Landscape factors affecting territory occupancy and breeding success of Egyptian Vultures on the Balkan Peninsula

2017 
Avian scavengers are declining throughout the world, and are affected by a large number of threats such as poisoning, electrocution, collision with man-made structures, direct persecution, changes in agricultural practices, landscape composition, and sanitary regulations that can reduce food availability. To formulate effective conservation strategies, it is important to quantify which of these factors has the greatest influence on demographic parameters such as territory occupancy and breeding success, and whether quantitative models can be transferred across geographic regions and political boundaries. We collated territory and nest monitoring data of the endangered Egyptian Vulture Neophron percnopterus in the Balkans to understand the relative influence of various factors on population declines.

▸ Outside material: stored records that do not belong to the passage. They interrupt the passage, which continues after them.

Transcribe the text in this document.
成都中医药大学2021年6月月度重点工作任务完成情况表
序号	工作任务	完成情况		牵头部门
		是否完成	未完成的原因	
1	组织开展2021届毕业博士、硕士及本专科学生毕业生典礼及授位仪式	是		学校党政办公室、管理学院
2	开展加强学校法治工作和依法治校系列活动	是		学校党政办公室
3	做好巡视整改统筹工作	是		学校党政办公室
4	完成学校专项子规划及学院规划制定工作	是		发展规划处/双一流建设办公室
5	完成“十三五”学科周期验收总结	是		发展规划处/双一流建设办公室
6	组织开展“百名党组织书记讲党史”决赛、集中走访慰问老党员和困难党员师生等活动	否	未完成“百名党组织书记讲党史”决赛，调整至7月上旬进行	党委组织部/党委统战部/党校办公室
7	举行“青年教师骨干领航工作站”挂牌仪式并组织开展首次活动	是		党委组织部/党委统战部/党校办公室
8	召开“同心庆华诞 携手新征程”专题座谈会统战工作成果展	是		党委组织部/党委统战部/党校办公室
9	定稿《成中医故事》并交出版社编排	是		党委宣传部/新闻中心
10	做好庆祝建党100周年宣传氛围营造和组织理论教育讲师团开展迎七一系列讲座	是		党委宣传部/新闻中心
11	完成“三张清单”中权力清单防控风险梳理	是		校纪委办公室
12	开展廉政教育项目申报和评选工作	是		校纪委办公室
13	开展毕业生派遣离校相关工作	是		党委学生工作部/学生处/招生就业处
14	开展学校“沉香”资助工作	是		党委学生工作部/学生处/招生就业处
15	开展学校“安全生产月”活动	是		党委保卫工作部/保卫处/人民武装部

We monitored occupancy in 87 different territories and breeding performance of 405 territory-monitoring years between 2003 and 2015, with an overall territory occupancy rate of 69% and a mean productivity of 0.80 fledglings per occupied territory. We examined which of 48 different environmental variables were most influential in explaining variation in territory occupancy and breeding success in Bulgaria and Greece, and tested whether these models were transferrable to the Former Yugoslav Republic of Macedonia. Territory occupancy and breeding success were affected by a wide range of environmental variables, each of which had a small effect that may not be the same across political boundaries. Both models had reasonably good discriminative ability [area under the receiver-operated characteristic curve (AUC) for territory occupancy = 0.871, AUC for breeding success = 0.744], but were unsuccessful in predicting occupancy or breeding success in the external validation data set from a different country, possibly because the most influential factors vary geographically. Management focussing on a small number of environmental variables is unlikely to be effective in slowing the decline of Egyptian Vultures on the Balkan Peninsula. We recommend that in the short term the reduction of adult mortality through the enforcement of anti-poison laws, and in the long term the adoption of large-scale landscape conservation programs that retain or restore historical small-scale farming practices may benefit vultures and other biodiversity.